AVH: The form language that we’re using already is trying to achieve character with very few lines and few elements. If we look into the future, part of making cars circular will also be to evaluate how many pieces and parts we use.

If you look at the Circular concept, the front end is very clean and there are very few parts. But if you look at our cars today, the headlamp alone is made out of 60 different pieces, all carefully designed – beautiful, but very complex. And our grille of today contains 20 pieces. When you start thinking about the future, it makes sense to not only reduce visually, but also actual reduction in parts.

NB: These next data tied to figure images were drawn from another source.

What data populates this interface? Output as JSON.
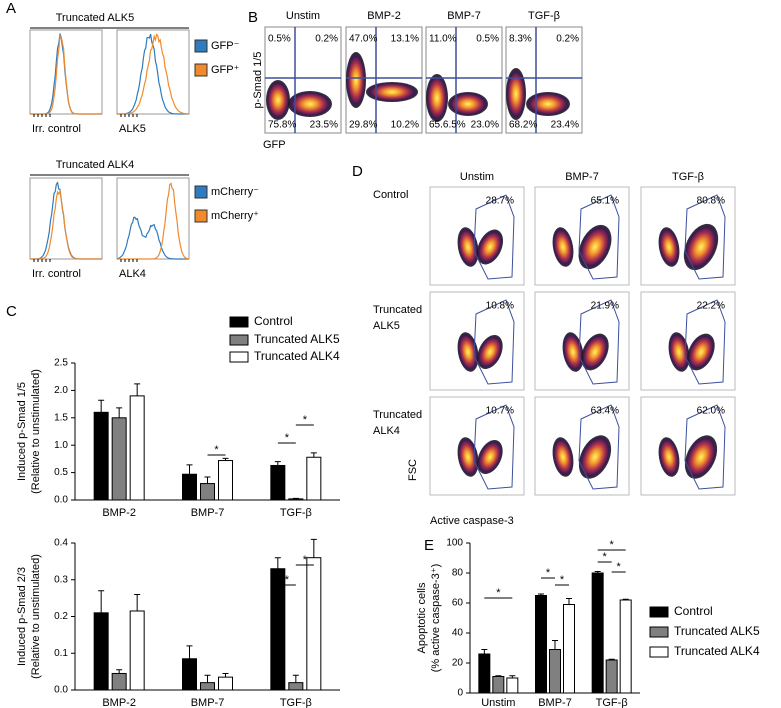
{
  "panel_labels": [
    "A",
    "B",
    "C",
    "D",
    "E"
  ],
  "panel_a": {
    "groups": [
      {
        "title": "Truncated ALK5",
        "x_labels": [
          "Irr. control",
          "ALK5"
        ],
        "legend": [
          "GFP⁻",
          "GFP⁺"
        ]
      },
      {
        "title": "Truncated ALK4",
        "x_labels": [
          "Irr. control",
          "ALK4"
        ],
        "legend": [
          "mCherry⁻",
          "mCherry⁺"
        ]
      }
    ]
  },
  "panel_b": {
    "y_label": "p-Smad 1/5",
    "x_label": "GFP",
    "columns": [
      {
        "title": "Unstim",
        "quadrants": [
          "0.5%",
          "0.2%",
          "75.8%",
          "23.5%"
        ]
      },
      {
        "title": "BMP-2",
        "quadrants": [
          "47.0%",
          "13.1%",
          "29.8%",
          "10.2%"
        ]
      },
      {
        "title": "BMP-7",
        "quadrants": [
          "11.0%",
          "0.5%",
          "65.6.5%",
          "23.0%"
        ]
      },
      {
        "title": "TGF-β",
        "quadrants": [
          "8.3%",
          "0.2%",
          "68.2%",
          "23.4%"
        ]
      }
    ]
  },
  "panel_d": {
    "columns": [
      "Unstim",
      "BMP-7",
      "TGF-β"
    ],
    "rows": [
      [
        "Control"
      ],
      [
        "Truncated",
        "ALK5"
      ],
      [
        "Truncated",
        "ALK4"
      ]
    ],
    "gates": [
      [
        "28.7%",
        "65.1%",
        "80.8%"
      ],
      [
        "10.8%",
        "21.9%",
        "22.2%"
      ],
      [
        "10.7%",
        "63.4%",
        "62.0%"
      ]
    ],
    "y_label": "FSC",
    "x_label": "Active caspase-3"
  },
  "chart_data": [
    {
      "type": "bar",
      "y_label": [
        "Induced p-Smad 1/5",
        "(Relative to unstimulated)"
      ],
      "categories": [
        "BMP-2",
        "BMP-7",
        "TGF-β"
      ],
      "series": [
        {
          "name": "Control",
          "color": "#000000",
          "values": [
            1.6,
            0.47,
            0.63
          ],
          "errors": [
            0.22,
            0.17,
            0.07
          ]
        },
        {
          "name": "Truncated ALK5",
          "color": "#808080",
          "values": [
            1.5,
            0.3,
            0.02
          ],
          "errors": [
            0.18,
            0.12,
            0.01
          ]
        },
        {
          "name": "Truncated ALK4",
          "color": "#ffffff",
          "values": [
            1.9,
            0.72,
            0.78
          ],
          "errors": [
            0.22,
            0.04,
            0.08
          ]
        }
      ],
      "ylim": [
        0,
        2.5
      ],
      "yticks": [
        {
          "value": 0,
          "label": "0.0"
        },
        {
          "value": 0.5,
          "label": "0.5"
        },
        {
          "value": 1,
          "label": "1.0"
        },
        {
          "value": 1.5,
          "label": "1.5"
        },
        {
          "value": 2,
          "label": "2.0"
        },
        {
          "value": 2.5,
          "label": "2.5"
        }
      ],
      "annotations": [
        "*",
        "*",
        "*"
      ]
    },
    {
      "type": "bar",
      "y_label": [
        "Induced p-Smad 2/3",
        "(Relative to unstimulated)"
      ],
      "categories": [
        "BMP-2",
        "BMP-7",
        "TGF-β"
      ],
      "series": [
        {
          "color": "#000000",
          "values": [
            0.21,
            0.085,
            0.33
          ],
          "errors": [
            0.06,
            0.035,
            0.03
          ]
        },
        {
          "color": "#808080",
          "values": [
            0.045,
            0.02,
            0.02
          ],
          "errors": [
            0.01,
            0.02,
            0.02
          ]
        },
        {
          "color": "#ffffff",
          "values": [
            0.215,
            0.035,
            0.36
          ],
          "errors": [
            0.045,
            0.01,
            0.05
          ]
        }
      ],
      "ylim": [
        0,
        0.4
      ],
      "yticks": [
        {
          "value": 0,
          "label": "0.0"
        },
        0.1,
        0.2,
        0.3,
        0.4
      ],
      "annotations": [
        "*",
        "*"
      ]
    },
    {
      "type": "bar",
      "y_label": [
        "Apoptotic cells",
        "(% active caspase-3⁺)"
      ],
      "categories": [
        "Unstim",
        "BMP-7",
        "TGF-β"
      ],
      "series": [
        {
          "name": "Control",
          "color": "#000000",
          "values": [
            26,
            65,
            80
          ],
          "errors": [
            3,
            1,
            1
          ]
        },
        {
          "name": "Truncated ALK5",
          "color": "#808080",
          "values": [
            11,
            29,
            22
          ],
          "errors": [
            0.5,
            6,
            0.5
          ]
        },
        {
          "name": "Truncated ALK4",
          "color": "#ffffff",
          "values": [
            10,
            59,
            62
          ],
          "errors": [
            1.5,
            4,
            0.5
          ]
        }
      ],
      "ylim": [
        0,
        100
      ],
      "yticks": [
        0,
        20,
        40,
        60,
        80,
        100
      ],
      "annotations": [
        "*",
        "*",
        "*",
        "*",
        "*",
        "*"
      ]
    }
  ]
}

CDN: Seeing as you’ve mentioned the grille, how do you feel about the criticism of some of your most recent designs?

AVH: I think it’s part of the game. We feel that we need to keep moving forward in design, and if we do our job well, they hold up for a long time, even as a used car because all of that is relevant to our customers. The question is how to do that, how to create a design that holds up well past its normal lifecycle? Typically, when you’re trying to do that, initially when it comes out, people will find it interesting and maybe it will also cause some controversy. We’ve seen that recently with cars like the M4, but it died down very quickly.

BMW M4 paint process
BMW trialled a new paint process with the M4

CDN: So, have you become more thick-skinned when it comes to criticism over the years?

AVH: Well, how to answer that – I don’t think so, because as a designer you are, of course, deeply involved, not just with your mind but with your whole heart and soul. So, obviously, it’s nicer to receive praise than criticism, but you learn more probably from criticism in life than from praise. So, you take it on board, and you try to analyse and figure out what you can learn from it and what you can do better. That’s part of the game.

CDN: How difficult is it to design for this modern era of technology?

AVH: That’s something that I’ve thought about quite a bit; is it becoming harder to do car design? It feels like it is sometimes, because there’s more regulations that we have to observe and that the cars have to fulfil. On the other hand, technology also progresses in terms of what we can do with materials, what we can do in metal, what we can do in carbon fibre. In the end I believe it probably evens out.

BMW i Vision Circular 3
Redner of the i Vision Circular concept from above

CDN: What are you spending more time on, exterior or interior design?

AVH: I would say I spend more of my time dealing with interior design. First of all, it’s perhaps more complex than exterior design. Secondly, there is probably more technological change happening right now with the whole digitalisation, the whole user interface aspect, so you have to spend more time at that right now. But exterior I think will never go away as the first thing that people see and that has to attract people.

CDN: What about the shift in control from the human to the car?

AVH: I think in the next five to ten years we will probably see all these changes happen, and for me as a designer, for my team, that means that it’s going to be super interesting. I believe that when technology is changing then we as designers are more challenged, but there’s also more possibilities for change in design, that’s how we approach this era.